The Mysterious Key and What it Opened
by [?]

“Why not?” breathed my lady in a faint whisper, as hope suddenly revived.

“Because I was grateful,” and for the first time Paul’s voice faltered. “I was a stranger, and you took me in. I never could forget that, nor tie many kindnesses bestowed upon the friendless boy. This afflicted me, even while I was acting a false part, and when I was away my heart failed me. But Helen gave me no peace; for my sake, she urged me to keep the vow made to that poor mother, and threatened to tell the story herself. Talbot’s benefaction left me no excuse for delaying longer, and I came to finish the hardest task I can ever undertake. I feared that a long dispute would follow any appeal to law, and meant to appeal first to you, but fate befriended me, and the last proof was found.”

“Found! Where?” cried Lady Trevlyn, springing up aghast.

“In Sir Richard’s coffin, where you hid it, not daring to destroy, yet fearing to keep it.”

“Who has betrayed me?” And her eye glanced wildly about the room, as if she feared to see some spectral accuser.

“Your own lips, my lady. Last night I came to speak of this. You lay asleep, and in some troubled dream spoke of the paper, safe in its writer’s keeping, and your strange treasure here, the key of which you guarded day and night. I divined the truth. Remembering Hester’s stories, I took the key from your helpless hand, found the paper on Sir Richard’s dead breast, and now demand that you confess your part in this tragedy.”

“I do, I do! I confess, I yield, I relinquish everything, and ask pity only for my child.”

Lady Trevlyn fell upon her knees before him, with a submissive gesture, but imploring eyes, for, amid the wreck of womanly pride and worldly fortune, the mother’s heart still clung to its idol.

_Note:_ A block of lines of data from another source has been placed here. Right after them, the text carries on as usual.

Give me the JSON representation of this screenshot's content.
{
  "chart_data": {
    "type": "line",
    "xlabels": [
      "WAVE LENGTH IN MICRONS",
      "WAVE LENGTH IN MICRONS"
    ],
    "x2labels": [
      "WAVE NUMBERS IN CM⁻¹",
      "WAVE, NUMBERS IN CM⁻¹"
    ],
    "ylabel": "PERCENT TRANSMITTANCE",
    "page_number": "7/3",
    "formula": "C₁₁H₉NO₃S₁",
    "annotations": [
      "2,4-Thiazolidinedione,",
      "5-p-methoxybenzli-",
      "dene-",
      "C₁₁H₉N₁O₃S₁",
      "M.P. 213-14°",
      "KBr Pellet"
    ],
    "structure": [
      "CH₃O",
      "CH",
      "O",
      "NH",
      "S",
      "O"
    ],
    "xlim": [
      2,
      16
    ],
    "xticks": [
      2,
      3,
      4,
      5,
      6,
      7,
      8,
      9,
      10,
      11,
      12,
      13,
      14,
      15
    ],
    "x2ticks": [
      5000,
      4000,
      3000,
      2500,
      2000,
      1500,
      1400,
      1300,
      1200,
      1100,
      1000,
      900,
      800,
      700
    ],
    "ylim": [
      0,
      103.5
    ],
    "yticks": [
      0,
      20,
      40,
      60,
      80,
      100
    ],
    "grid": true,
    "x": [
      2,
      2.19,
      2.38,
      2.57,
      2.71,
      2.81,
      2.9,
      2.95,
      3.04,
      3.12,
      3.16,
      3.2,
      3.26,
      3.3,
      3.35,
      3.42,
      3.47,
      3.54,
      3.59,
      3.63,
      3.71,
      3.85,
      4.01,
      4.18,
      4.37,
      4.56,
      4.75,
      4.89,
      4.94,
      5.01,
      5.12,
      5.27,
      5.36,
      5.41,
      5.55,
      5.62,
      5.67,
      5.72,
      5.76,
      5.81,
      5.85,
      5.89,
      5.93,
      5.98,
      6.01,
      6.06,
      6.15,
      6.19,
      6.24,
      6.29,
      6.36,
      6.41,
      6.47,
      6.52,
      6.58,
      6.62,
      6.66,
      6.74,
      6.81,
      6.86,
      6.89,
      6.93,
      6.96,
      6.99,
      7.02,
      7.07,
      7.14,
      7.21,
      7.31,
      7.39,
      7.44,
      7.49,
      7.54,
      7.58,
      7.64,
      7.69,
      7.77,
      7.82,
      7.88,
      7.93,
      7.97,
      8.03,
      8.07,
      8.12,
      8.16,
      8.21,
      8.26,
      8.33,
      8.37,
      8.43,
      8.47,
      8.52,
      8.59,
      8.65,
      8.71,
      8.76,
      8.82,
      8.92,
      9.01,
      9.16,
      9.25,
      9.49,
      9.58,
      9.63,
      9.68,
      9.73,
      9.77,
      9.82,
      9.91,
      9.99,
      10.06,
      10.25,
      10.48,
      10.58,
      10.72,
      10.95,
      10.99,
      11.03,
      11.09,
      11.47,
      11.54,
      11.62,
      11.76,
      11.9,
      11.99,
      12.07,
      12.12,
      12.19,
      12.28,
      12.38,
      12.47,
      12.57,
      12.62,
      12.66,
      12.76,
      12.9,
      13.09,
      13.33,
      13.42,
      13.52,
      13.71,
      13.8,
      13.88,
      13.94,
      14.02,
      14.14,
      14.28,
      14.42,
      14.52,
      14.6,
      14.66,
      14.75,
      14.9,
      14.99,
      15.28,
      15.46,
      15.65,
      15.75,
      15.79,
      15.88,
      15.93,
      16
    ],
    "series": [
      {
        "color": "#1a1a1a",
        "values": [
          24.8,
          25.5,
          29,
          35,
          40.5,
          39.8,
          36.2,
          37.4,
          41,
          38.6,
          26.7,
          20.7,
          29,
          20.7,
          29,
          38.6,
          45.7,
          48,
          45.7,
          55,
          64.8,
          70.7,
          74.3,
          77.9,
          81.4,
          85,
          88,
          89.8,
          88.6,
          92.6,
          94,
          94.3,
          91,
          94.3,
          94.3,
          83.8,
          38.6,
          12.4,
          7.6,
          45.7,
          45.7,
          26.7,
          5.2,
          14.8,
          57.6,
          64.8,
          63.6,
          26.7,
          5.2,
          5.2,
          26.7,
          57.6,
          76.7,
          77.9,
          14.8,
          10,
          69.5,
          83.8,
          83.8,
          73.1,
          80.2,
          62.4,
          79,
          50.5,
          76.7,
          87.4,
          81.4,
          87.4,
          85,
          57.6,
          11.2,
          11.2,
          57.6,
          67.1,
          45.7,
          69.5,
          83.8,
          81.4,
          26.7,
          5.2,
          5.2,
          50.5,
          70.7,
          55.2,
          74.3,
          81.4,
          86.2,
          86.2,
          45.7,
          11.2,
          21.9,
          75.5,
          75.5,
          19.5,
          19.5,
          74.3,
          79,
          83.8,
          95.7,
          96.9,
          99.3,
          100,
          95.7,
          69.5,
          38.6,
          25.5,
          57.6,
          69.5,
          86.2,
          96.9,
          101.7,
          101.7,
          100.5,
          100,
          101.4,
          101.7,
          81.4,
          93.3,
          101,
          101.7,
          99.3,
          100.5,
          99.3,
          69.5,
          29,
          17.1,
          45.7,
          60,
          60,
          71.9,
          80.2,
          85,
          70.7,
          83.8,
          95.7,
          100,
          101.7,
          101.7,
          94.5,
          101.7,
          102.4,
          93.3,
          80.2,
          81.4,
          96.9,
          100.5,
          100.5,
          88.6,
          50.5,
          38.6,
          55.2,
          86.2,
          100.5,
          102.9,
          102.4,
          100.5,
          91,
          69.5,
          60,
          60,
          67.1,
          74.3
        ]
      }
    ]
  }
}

“Who should pity her, if not I? God knows I would have spared her this blow if I could; but Helen would not keep silent, and I was driven to finish what I had begun. Tell Lillian this, and do not let her hate me.”

As Paul spoke, tenderly, eagerly, the curtain parted, and Lillian appeared, trembling with the excitement of that interview, but conscious of only one emotion as she threw herself into his arms, crying in a tone of passionate delight, “Brother! Brother! Now I may love you!”

Paul held her close, and for a moment forgot everything but the joy of that moment. Lillian spoke first, looking up through tears of tenderness, her little hand laid caressingly against his cheek, as she whispered with sudden bloom in her own, “Now I know why I loved you so well, and now I can see you marry Helen without breaking my heart. Oh, Paul, you are still mine, and I care for nothing else.”

“But, Lillian, I am not your brother.”

“Then, in heaven’s name, who are you?” she cried, tearing herself from his arms.

“Your lover, dear!”

“Who, then, is the heir?” demanded Lady Trevlyn, springing up, as Lillian turned to seek shelter with her mother.

“I am.”

Helen spoke, and Helen stood on the threshold of the door, with a hard, haughty look upon her beautiful face.

“You told your story badly, Paul,” she said, in a bitter tone. “You forgot me, forgot my affliction, my loneliness, my wrongs, and the natural desire of a child to clear her mother’s honor and claim her father’s name. I am Sir Richard’s eldest daughter. I can prove my birth, and I demand my right with his own words to sustain me.”

She paused, but no one spoke; and with a slight tremor in her proud voice, she added, “Paul has done the work; he shall have the reward. I only want my father’s name. Title and fortune are nothing to one like me. I coveted and claimed them that I might give them to you, Paul, my one friend, always, so tender and so true.”